Hilton Als is an American writer and art critic who was born in 1960 in Brooklyn, New York, the child of two Barbados immigrants. Raised by his mother with his five siblings, four sisters and one brother, he studied art history at Columbia University but dropped out before graduation and became a staff writer in The Village Voice magazine art department in the early 1980s. Starting in 1989, he wrote several articles for The New Yorker’s “The Talk of the Town” column before becoming a full member of the magazine staff in 1994.  He is also a former editor-at-large for Vibe magazine. Over the years his work has appeared in The NationTrue Believer, and The New York Review of Books.

In parallel to his journalistic career, Als published in 1996 his first book titled The Women which depicted the lives of three dominant female figures in his life: his mother, friend and neighbor Dorothy Dean, and Owen Dodson who was his mentor and lover. The Women explores the complexity of his identity and his homosexuality through the prism of race and gender.

In 1997 Als’ work as an art critic was honored by the New York Association of Black Journalists in two categories, the first one, Magazine Arts and Entertainment and the second Magazine Critique/ Review. Three years later in 2000 he received a Guggenheim fellowship for his creative writing, and in 2002 he again received a prestigious award honoring his dramatic critics, the George Jean Nathan Award. Two years later, in 2004, he won the Berlin Prize of the American Academy of Berlin in Germany. Als has also taught classes on art and literary criticism at Columbia University, Smith College, Wellesley College, and Yale University.

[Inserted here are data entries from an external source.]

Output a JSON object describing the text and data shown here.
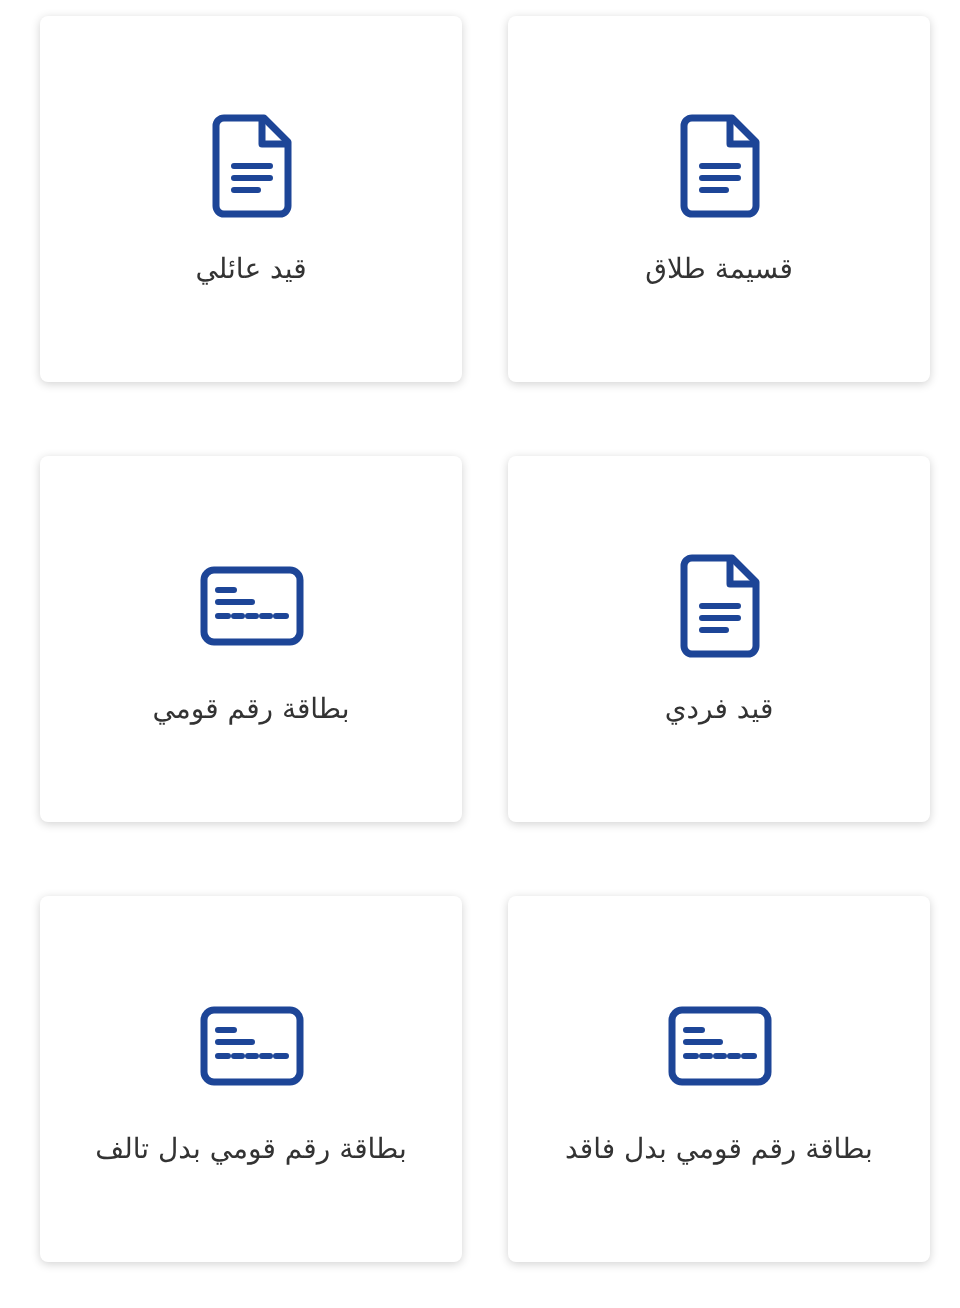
{
  "services": [
    {
      "kind": "document",
      "label": "قسيمة طلاق"
    },
    {
      "kind": "document",
      "label": "قيد عائلي"
    },
    {
      "kind": "document",
      "label": "قيد فردي"
    },
    {
      "kind": "id-card",
      "label": "بطاقة رقم قومي"
    },
    {
      "kind": "id-card",
      "label": "بطاقة رقم قومي بدل فاقد"
    },
    {
      "kind": "id-card",
      "label": "بطاقة رقم قومي بدل تالف"
    }
  ]
}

In addition to his work as a drama critic, Hilton Als has been involved in the development of several major art exhibitions. In 2009 he co-founded—with other performers, including the American artist Justin Bond—“Cold Water” at the New York art gallery LaMama. The project focused attention on the question of gender through contemporary art. He also presented a 2010 exhibition in the Berlin VeneKlasen/ Werner gallery titled “Self-Consciousness” which gathered different portraits to again reflect issues involving questions around race, gender, and sexuality. This was his first major exhibition outside the United States. Finally, he played an important role in the 2015 exhibit, “Desdemona for Celia by Hilton” that was shown at the New York Metropolitan Opera building.  The exhibit was developed in collaboration with the British artist Celia Paul.

Hilton Als was nominated for the National Book Critics Circle Award in 2014 for his second book, White Girls, which also explores racial and gender identity by examining topics as diverse at the AIDS epidemic and the comedian Richard Pryor. He received the Lambda Literary Award for that work. Als also received in 2017 the Pulitzer Prize for Criticism, which honored and recognized his successful carrier.